Everybody was Kung Fu fighting...on a plane. A Chinese airline has started Kung Fu training for their staff so they can deal with on-board attacks.

Hong Kong Airlines plans to teach their flight attendants wing chun, a form of Kung Fu. It's being taught to deal with frequent attacks on planes. The airline averages that three attacks occur a week. Attacks at airpots have occurred all over the country as the airline industry to dealing with delays, The Telegraph reports.

Angry passengers take their rage over a delayed flight out on the flight attendants and airport staff. It occurs so often that the staff have developed a name for the angry passengers. They call them "king nu zu," or the "air rage tribe."

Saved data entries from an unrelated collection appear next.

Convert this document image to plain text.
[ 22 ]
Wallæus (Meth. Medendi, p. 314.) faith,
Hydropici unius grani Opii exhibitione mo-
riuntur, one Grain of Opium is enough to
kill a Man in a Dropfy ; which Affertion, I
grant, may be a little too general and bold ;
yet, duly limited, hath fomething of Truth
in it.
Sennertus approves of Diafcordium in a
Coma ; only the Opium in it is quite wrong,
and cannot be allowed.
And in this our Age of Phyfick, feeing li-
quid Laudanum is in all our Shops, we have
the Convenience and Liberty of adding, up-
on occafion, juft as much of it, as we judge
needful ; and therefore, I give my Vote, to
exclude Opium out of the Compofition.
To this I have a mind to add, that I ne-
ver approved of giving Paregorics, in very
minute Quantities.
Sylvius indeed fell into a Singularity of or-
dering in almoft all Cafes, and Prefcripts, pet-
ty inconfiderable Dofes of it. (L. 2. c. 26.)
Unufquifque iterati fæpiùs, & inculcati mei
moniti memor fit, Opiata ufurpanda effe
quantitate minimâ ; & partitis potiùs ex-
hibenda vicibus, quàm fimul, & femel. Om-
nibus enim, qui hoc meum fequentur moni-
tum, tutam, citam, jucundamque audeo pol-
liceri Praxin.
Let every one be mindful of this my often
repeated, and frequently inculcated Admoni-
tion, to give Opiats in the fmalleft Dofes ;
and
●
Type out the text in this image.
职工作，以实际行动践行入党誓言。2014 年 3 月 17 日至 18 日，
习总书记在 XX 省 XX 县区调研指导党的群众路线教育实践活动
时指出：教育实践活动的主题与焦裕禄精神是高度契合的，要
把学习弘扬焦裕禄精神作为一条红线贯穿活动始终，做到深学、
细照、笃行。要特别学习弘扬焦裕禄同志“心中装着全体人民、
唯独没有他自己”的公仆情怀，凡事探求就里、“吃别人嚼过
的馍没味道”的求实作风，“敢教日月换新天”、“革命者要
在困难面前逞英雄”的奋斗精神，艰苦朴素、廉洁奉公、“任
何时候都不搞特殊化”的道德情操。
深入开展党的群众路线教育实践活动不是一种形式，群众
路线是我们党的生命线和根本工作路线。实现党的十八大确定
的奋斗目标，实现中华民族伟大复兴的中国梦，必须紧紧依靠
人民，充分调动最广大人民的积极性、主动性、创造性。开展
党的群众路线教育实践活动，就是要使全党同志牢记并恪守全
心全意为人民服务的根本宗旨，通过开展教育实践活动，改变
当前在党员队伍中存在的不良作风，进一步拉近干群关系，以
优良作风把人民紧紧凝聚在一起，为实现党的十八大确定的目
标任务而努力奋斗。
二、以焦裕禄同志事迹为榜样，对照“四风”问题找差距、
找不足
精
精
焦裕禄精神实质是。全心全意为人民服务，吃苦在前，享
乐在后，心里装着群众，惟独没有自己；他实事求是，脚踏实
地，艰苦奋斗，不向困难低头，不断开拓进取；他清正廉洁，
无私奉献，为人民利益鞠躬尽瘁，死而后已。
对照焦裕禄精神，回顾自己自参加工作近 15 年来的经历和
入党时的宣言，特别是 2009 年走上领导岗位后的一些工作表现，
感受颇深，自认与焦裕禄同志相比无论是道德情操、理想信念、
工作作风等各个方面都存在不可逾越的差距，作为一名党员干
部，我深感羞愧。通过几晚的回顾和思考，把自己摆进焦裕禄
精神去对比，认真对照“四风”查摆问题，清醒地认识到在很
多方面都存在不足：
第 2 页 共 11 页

According to aviation research company FlightStats, only 18 percent of the 22,000 flight at Beijing's Capital airport are on time, making it the worst in the world. It is so bad that no Chinese airport has managed to get more than 50 percent of flights to fly on time. At least eight protests have broken out at departure gates in the past two months.

On July 18, more than 30 passengers attacked security and ran onto the runway because the airport was dealing with seven hours of delays due to bad weather. Two airport staff members were injured when a passenger tried to rip off a flight attendant's name tag in another incident.

"The passengers were very emotional and unstable," Ni Xuying said of that incident.

In another incident, a teacher name Liu Weiwei got angry when her flight from Wenzhou to Beijing was cancelled. She slapped and kicked an Air China flight attendant, saying that she was mad that no one offered her any refreshments.

The air traffic is controlled by the People's Liberation Army, which is one of the reasons for delays and they become worse when bad weather forces flight to be cancelled or delayed.